By MICHAEL CRIMMINS
Glasgow News 1
Board members reviewed and acknowledged the Housing Authority of Glasgow’s clean audit during their monthly meeting on Oct. 15.
The audit, which was completed by Lane and Company in Mount Sterling, investigated the authority’s financials ending Dec. 31, 2024. The audit found no material weaknesses in internal controls and marked them as a low-risk auditee, which means the authority has received clean audits for at least the past two audit periods.
“We got a very clean audit report, we are considered a low-risk auditee and we had no findings,” Executive Operations Officer Sheri Lee said.
Board members also approved the 2026 flat rents and the 2026 Housing Choice Voucher Program Payment Standards. Flat rents dictate the maximum amount of rent a person, or family, pays for a unit if they opt to use that method instead of an income-based rent calculation, which has no maximum cap.

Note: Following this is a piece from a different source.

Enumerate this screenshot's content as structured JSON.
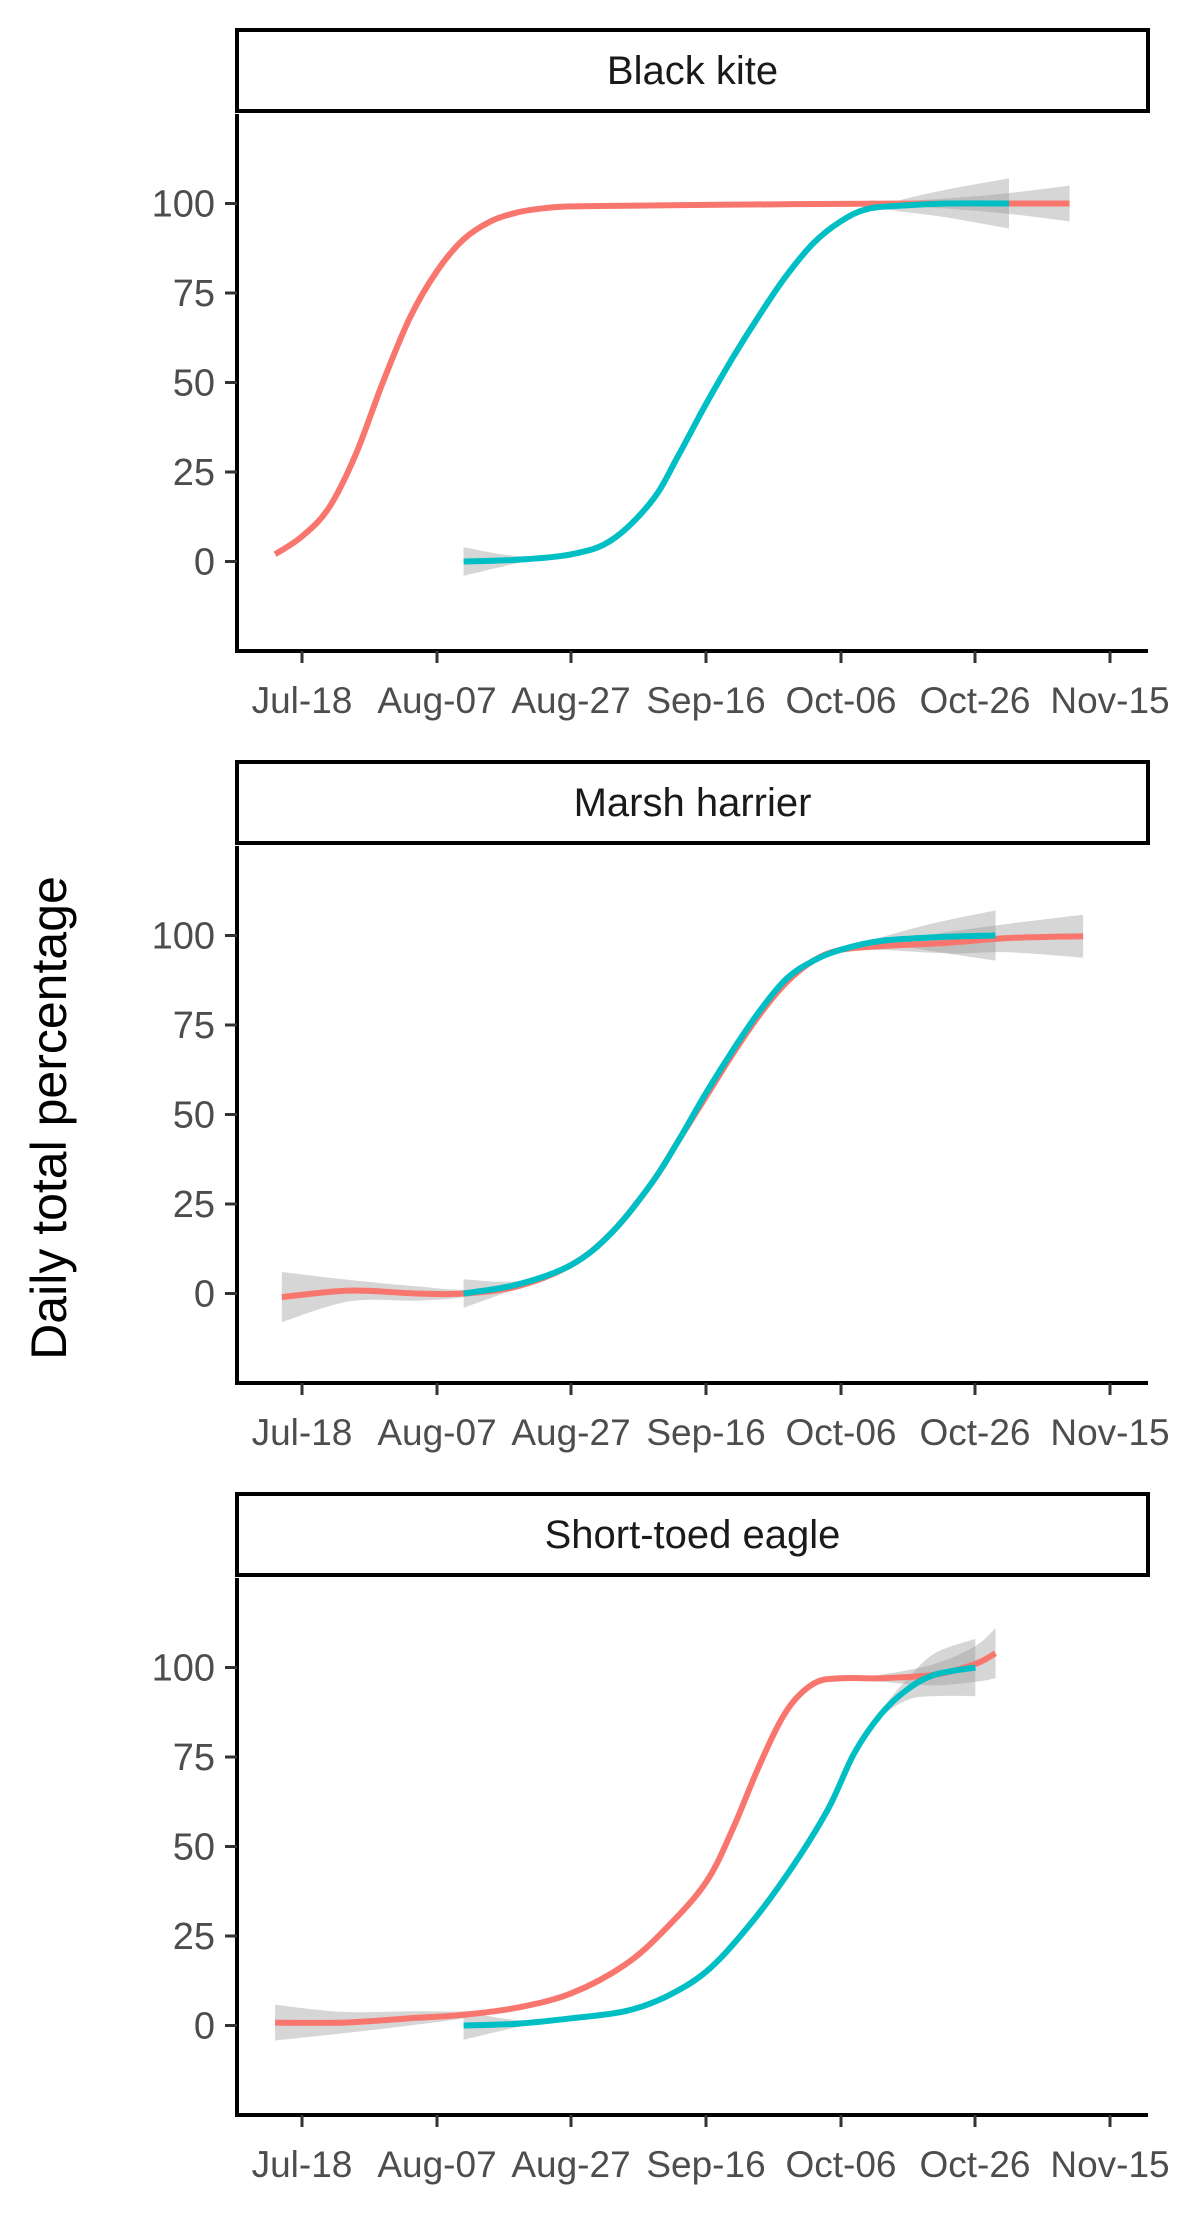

“The flat rent is the maximum rent that resident would pay for the unit size they live in,” Lee said. “That allows a family to hang on to the difference of income they should’ve paid to either save it or bay some bills, or to get ahead.”
Payment standards dictate the maximum assistance with rent a person using a housing choice voucher can receive from the authority. Much like with the flat rent prices, the one, two and three bedroom units have decreased based on the Department of Housing and Urban Development fair marker rent calculations.
“The payment standard would be the most we can provide for rental assistance in the private sector,” Lee said. “anything else comes out of their pocket.”